As I’ve spent a whole afternoon on the contemplation of what’s to come, the day is lost and nothing got done. It´s time to pick up the baby from the day-care. I wonder if at least little Lilly had a good day- full with joy and play.
Her days at the daycare are a complete contrast to my everyday’s sufferings. She knows not that her father is missing- somewhere lost in the middle of a long lasting and unreasonable war. She misses him; I can feel it in her cries. But she is too little to understand the implications of his long disappearance.
After spending my day trying to hear from him, from his officers, from the government, from the news, I once again lose hope that I shall see him return to his daughter in one peace. Why did he have to go and prove himself and participate on this War. Did he realize that Wars are not for men and women but for monsters of power who only desire for more? No, he did not. He was never a man to rationalize his own actions. He would never question what was said from above. But sometimes we must, because just like us, those above are just people, with hopes and desires.

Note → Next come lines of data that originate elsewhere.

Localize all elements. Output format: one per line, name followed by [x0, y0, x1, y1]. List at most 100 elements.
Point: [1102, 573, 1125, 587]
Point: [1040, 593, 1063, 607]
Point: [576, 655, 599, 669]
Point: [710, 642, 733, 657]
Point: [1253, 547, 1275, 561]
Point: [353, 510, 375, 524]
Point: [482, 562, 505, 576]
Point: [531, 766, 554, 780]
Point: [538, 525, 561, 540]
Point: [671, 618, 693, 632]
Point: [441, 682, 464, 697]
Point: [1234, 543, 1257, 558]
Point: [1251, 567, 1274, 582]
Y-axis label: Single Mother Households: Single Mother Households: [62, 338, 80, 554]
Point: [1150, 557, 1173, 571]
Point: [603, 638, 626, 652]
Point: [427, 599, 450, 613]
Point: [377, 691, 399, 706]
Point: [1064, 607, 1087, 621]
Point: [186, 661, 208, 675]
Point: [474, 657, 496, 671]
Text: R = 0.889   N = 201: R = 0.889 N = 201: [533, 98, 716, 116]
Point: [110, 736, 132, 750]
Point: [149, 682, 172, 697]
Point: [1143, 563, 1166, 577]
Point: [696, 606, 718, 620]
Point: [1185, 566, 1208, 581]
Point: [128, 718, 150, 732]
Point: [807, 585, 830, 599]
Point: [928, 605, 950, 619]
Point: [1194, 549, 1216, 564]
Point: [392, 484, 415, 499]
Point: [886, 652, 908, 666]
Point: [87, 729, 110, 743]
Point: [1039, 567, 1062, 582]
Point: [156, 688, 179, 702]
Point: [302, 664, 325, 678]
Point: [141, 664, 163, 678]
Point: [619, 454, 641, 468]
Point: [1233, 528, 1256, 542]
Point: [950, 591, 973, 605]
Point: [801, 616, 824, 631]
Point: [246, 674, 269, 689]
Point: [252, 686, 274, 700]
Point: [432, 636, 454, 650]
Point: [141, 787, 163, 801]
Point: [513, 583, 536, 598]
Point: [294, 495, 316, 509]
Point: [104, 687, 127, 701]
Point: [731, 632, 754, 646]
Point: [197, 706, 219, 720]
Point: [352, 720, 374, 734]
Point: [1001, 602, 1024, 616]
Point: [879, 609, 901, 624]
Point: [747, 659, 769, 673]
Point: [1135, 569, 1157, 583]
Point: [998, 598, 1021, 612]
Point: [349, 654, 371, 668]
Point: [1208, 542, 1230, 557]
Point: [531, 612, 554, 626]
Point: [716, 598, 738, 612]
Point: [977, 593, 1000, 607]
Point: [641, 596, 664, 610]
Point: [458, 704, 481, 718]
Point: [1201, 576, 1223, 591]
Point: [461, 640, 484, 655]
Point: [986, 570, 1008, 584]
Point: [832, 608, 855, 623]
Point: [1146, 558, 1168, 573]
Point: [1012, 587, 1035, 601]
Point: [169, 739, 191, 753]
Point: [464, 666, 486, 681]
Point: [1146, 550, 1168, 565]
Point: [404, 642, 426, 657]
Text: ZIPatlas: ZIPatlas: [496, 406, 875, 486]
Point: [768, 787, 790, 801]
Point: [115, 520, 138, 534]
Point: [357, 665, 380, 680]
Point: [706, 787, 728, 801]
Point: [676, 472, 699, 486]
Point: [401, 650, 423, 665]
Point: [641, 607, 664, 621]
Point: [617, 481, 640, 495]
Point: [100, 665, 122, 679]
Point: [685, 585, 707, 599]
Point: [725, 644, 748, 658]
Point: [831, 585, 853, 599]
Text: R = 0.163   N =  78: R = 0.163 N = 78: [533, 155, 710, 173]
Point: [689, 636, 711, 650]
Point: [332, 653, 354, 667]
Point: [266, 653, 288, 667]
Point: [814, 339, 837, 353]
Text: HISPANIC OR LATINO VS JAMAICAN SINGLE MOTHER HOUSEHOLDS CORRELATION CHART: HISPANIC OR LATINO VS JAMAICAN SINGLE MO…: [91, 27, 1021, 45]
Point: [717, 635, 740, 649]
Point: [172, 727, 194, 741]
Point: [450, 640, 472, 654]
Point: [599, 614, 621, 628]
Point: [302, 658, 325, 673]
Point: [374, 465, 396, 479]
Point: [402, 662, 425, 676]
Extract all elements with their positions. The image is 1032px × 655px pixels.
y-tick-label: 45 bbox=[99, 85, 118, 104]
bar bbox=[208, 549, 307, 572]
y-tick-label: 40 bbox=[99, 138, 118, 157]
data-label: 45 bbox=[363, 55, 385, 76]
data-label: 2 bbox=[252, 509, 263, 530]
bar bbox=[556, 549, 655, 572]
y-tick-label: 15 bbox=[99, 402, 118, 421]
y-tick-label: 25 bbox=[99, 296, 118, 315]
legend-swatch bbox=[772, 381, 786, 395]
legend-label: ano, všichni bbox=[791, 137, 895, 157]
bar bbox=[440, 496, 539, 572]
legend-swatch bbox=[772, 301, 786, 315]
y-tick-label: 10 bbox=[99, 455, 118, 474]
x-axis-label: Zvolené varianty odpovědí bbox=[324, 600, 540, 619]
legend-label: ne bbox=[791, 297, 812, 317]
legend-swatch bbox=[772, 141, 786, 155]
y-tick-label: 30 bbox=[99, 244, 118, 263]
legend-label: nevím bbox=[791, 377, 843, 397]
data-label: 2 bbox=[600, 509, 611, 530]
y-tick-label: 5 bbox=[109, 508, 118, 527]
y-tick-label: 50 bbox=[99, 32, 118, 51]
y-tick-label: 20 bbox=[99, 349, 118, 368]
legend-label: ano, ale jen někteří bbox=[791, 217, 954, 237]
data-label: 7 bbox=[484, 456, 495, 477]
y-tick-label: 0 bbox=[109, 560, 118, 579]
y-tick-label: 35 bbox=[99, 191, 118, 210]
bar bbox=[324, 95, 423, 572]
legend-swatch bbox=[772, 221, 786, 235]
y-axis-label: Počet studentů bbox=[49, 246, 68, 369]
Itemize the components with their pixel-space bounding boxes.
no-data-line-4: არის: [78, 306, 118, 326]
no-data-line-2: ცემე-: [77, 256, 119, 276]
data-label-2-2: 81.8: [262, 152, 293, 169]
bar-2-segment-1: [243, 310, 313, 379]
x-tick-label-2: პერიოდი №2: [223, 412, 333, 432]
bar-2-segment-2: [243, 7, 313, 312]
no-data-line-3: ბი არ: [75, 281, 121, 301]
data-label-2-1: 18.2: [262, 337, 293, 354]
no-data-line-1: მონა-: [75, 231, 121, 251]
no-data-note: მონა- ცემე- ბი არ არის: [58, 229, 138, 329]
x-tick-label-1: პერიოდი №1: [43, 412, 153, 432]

And power do not make this desires be the right ones, it simply makes them victorious.
It was the desire of (some) men that created this gender inequality, racism, prejudice of class and all its other forms. It was desire of some men that made this war - this third war- that will not only take my daughter´s father but probably decimate us all.
As my mind once again turns to the War that has left me in my sudden empty and sorrow state, I reach my destination. My daughter finds my arms. Children laugh all around me. Parents mirror my thoughts, but they also mirror the smile they can see in their children’s eyes.
They are not safe from War, as we are not, and they are too young to live without us. Yet, it still in my daughter’s eyes that I find my own redemption. It is through her giggles that I can imagine an ending to the dark sky that surrounds me.